VECCI Chief Executive Mark Stone said the release of Tourism Research Australia’s International Visitor Survey results highlights the need for both major parties to commit to expanding the Melbourne Convention and Exhibition Centre.

"Tourism Research Australia’s International Visitor Survey shows that for the year ended June 2014 in Victoria, visitor numbers increased 11% to 2,049,000 and expenditure increased 8% to $4,886,000," Mr Stone said.

"This growth exceeded that of the nation as a whole, where visitor numbers increased by 8% to 6,147,000 and total trip expenditure increased 7% to $30,101,000.

"The number of visitors traveling to Australia for the purpose of business is unchanged on the previous year at 822,000.

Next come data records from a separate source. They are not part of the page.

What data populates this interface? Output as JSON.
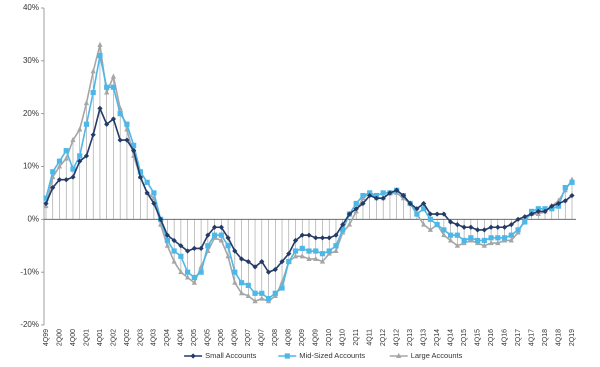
{
  "chart_data": {
    "type": "line",
    "categories": [
      "4Q99",
      null,
      "2Q00",
      null,
      "4Q00",
      null,
      "2Q01",
      null,
      "4Q01",
      null,
      "2Q02",
      null,
      "4Q02",
      null,
      "2Q03",
      null,
      "4Q03",
      null,
      "2Q04",
      null,
      "4Q04",
      null,
      "2Q05",
      null,
      "4Q05",
      null,
      "2Q06",
      null,
      "4Q06",
      null,
      "2Q07",
      null,
      "4Q07",
      null,
      "2Q08",
      null,
      "4Q08",
      null,
      "2Q09",
      null,
      "4Q09",
      null,
      "2Q10",
      null,
      "4Q10",
      null,
      "2Q11",
      null,
      "4Q11",
      null,
      "2Q12",
      null,
      "4Q12",
      null,
      "2Q13",
      null,
      "4Q13",
      null,
      "2Q14",
      null,
      "4Q14",
      null,
      "2Q15",
      null,
      "4Q15",
      null,
      "2Q16",
      null,
      "4Q16",
      null,
      "2Q17",
      null,
      "4Q17",
      null,
      "2Q18",
      null,
      "4Q18",
      null,
      "2Q19"
    ],
    "series": [
      {
        "name": "Small Accounts",
        "color": "#243a67",
        "marker": "diamond",
        "values": [
          3,
          6,
          7.5,
          7.5,
          8,
          11,
          12,
          16,
          21,
          18,
          19,
          15,
          15,
          13,
          8,
          5,
          3,
          0,
          -3,
          -4,
          -5,
          -6,
          -5.5,
          -5.5,
          -3,
          -1.5,
          -1.5,
          -3.5,
          -6,
          -7.5,
          -8,
          -9,
          -8,
          -10,
          -9.5,
          -8,
          -6.5,
          -4,
          -3,
          -3,
          -3.5,
          -3.5,
          -3.5,
          -3,
          -1,
          1,
          2,
          3,
          4.5,
          4,
          4,
          5,
          5.5,
          4.5,
          3,
          2,
          3,
          1,
          1,
          1,
          -0.5,
          -1,
          -1.5,
          -1.5,
          -2,
          -2,
          -1.5,
          -1.5,
          -1.5,
          -1,
          0,
          0.5,
          1,
          1.5,
          1.5,
          2.5,
          3,
          3.5,
          4.5
        ]
      },
      {
        "name": "Mid-Sized Accounts",
        "color": "#4db8e8",
        "marker": "square",
        "values": [
          4,
          9,
          11,
          13,
          9.5,
          12,
          18,
          24,
          31,
          25,
          25,
          20,
          18,
          14,
          9,
          7,
          5,
          0,
          -4,
          -6,
          -7,
          -10,
          -11,
          -10,
          -5,
          -3,
          -3,
          -5,
          -10,
          -12,
          -12.5,
          -14,
          -14,
          -15,
          -14,
          -13,
          -8,
          -6,
          -5.5,
          -6,
          -6,
          -6.5,
          -6,
          -5,
          -2,
          1,
          3,
          4.5,
          5,
          4.5,
          5,
          5,
          5.5,
          4.5,
          3,
          1,
          2,
          0,
          -1,
          -2,
          -3,
          -3,
          -4,
          -3.5,
          -4,
          -4,
          -3.5,
          -3.5,
          -3.5,
          -3,
          -2,
          -0.5,
          1.5,
          2,
          2,
          2,
          2.5,
          6,
          7
        ]
      },
      {
        "name": "Large Accounts",
        "color": "#a6a6a6",
        "marker": "triangle",
        "values": [
          2.5,
          8,
          10,
          11.5,
          15,
          17,
          22,
          28,
          33,
          24,
          27,
          21,
          17,
          12,
          8,
          5,
          4,
          -1,
          -5,
          -8,
          -10,
          -11,
          -12,
          -9,
          -6,
          -3.5,
          -4,
          -7,
          -12,
          -14,
          -14.5,
          -15.5,
          -15,
          -15.5,
          -14.5,
          -12,
          -8,
          -7,
          -7,
          -7.5,
          -7.5,
          -8,
          -6.5,
          -6,
          -2.5,
          -1,
          1.5,
          4,
          5,
          4,
          4,
          5,
          5,
          4,
          3,
          1,
          -1,
          -2,
          -1,
          -3,
          -4,
          -5,
          -4.5,
          -4,
          -4.5,
          -5,
          -4.5,
          -4.5,
          -4,
          -4,
          -2.5,
          0,
          1,
          1,
          1.5,
          2.5,
          3.5,
          5.5,
          7.5
        ]
      }
    ],
    "drop_lines": true,
    "ylim": [
      -20,
      40
    ],
    "yticks": [
      {
        "value": -20,
        "label": "-20%"
      },
      {
        "value": -10,
        "label": "-10%"
      },
      {
        "value": 0,
        "label": "0%"
      },
      {
        "value": 10,
        "label": "10%"
      },
      {
        "value": 20,
        "label": "20%"
      },
      {
        "value": 30,
        "label": "30%"
      },
      {
        "value": 40,
        "label": "40%"
      }
    ],
    "grid": false,
    "legend": "bottom"
  }
}
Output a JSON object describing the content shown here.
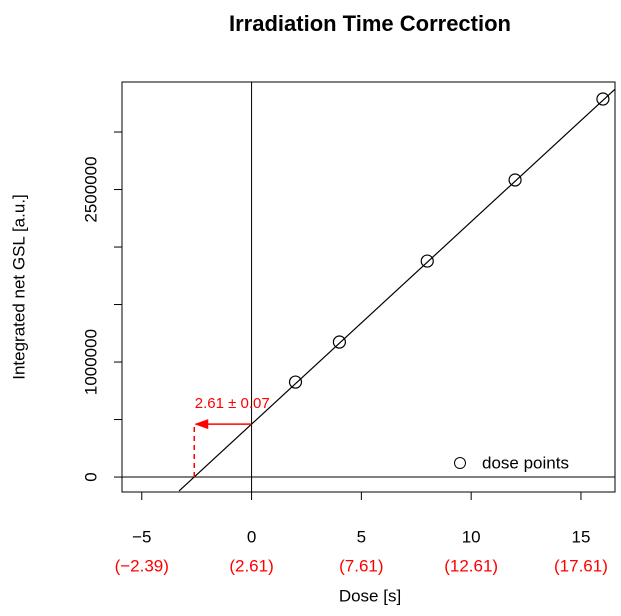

"It’s positive to see visitor numbers and expenditure increasing for Victoria overall, but growing business visitation must be a priority."

VECCI’s 2014 state election agenda, Taking Care of Business, calls for both major parties to commit to expanding MCEC to take advantage of the lucrative business events sector.

"MCEC currently turns away 17% of potential new events due to capacity constraints," Mr Stone said. "The $300 million investment in the expansion is estimated to generate an excellent return to Victoria of $150 million annually through its contribution to the state’s business events sector."

The Victorian Employers' Chamber of Commerce and Industry (VECCI) is the peak body for employers in Victoria, informing and servicing more than 15,000 members, customers and clients around the state.